The project leverages ESM (Evolutionary Scale Modeling) for protein-specific embeddings:
from esm.sdk.api import ESMProtein, LogitsConfig
# Generate protein embeddings
protein = ESMProtein(sequence=sequence)
protein_tensor = client.encode(protein)
logits_output = client.logits(protein_tensor, LogitsConfig(sequence=True, return_embeddings=True))torch- PyTorch for deep learningtransformers- Hugging Face transformers librarypeft- Parameter-Efficient Fine-Tuningdatasets- Dataset handlingesm- Evolutionary Scale Modelingwandb- Experiment trackingbitsandbytes- Quantization support
- Fork the repository
- Create a feature branch
- Make your changes
- Add tests if applicable
- Submit a pull request
This project is licensed under the MIT License - see the LICENSE file for details.
For questions or contributions, please open an issue or contact the maintainers.
Note: This project is for research purposes. Please ensure you have appropriate data usage rights for any protein datasets you use.
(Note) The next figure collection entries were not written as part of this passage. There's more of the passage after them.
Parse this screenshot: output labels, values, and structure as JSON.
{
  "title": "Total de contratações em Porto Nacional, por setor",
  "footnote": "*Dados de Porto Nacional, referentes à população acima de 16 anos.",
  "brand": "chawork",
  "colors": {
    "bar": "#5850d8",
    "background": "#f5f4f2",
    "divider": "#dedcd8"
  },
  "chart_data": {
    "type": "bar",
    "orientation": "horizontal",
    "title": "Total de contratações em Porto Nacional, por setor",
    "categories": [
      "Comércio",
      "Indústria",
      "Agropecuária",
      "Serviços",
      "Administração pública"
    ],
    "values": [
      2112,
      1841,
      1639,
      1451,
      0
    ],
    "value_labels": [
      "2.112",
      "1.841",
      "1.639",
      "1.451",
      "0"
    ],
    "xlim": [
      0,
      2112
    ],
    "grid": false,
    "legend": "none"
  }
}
This README provides a comprehensive overview of your TED project, covering:
1. **Clear project description** - What TED does and its purpose
2. **Architecture overview** - The different approaches implemented
3. **Project structure** - Well-organized directory layout
4. **Quick start guide** - Installation and basic usage
5. **Data format examples** - Clear input/output specifications
6. **Configuration details** - Key parameters and settings
7. **Results and evaluation** - How to assess model performance
8. **Technical features** - Key capabilities and integrations
9. **Dependencies** - Required packages
10. **Contributing guidelines** - How others can contribute
The README is structured to be both informative for researchers and practical for users who want to run the code. It highlights the unique aspects of your project, particularly the multi-approach implementation and protein-specific adaptations.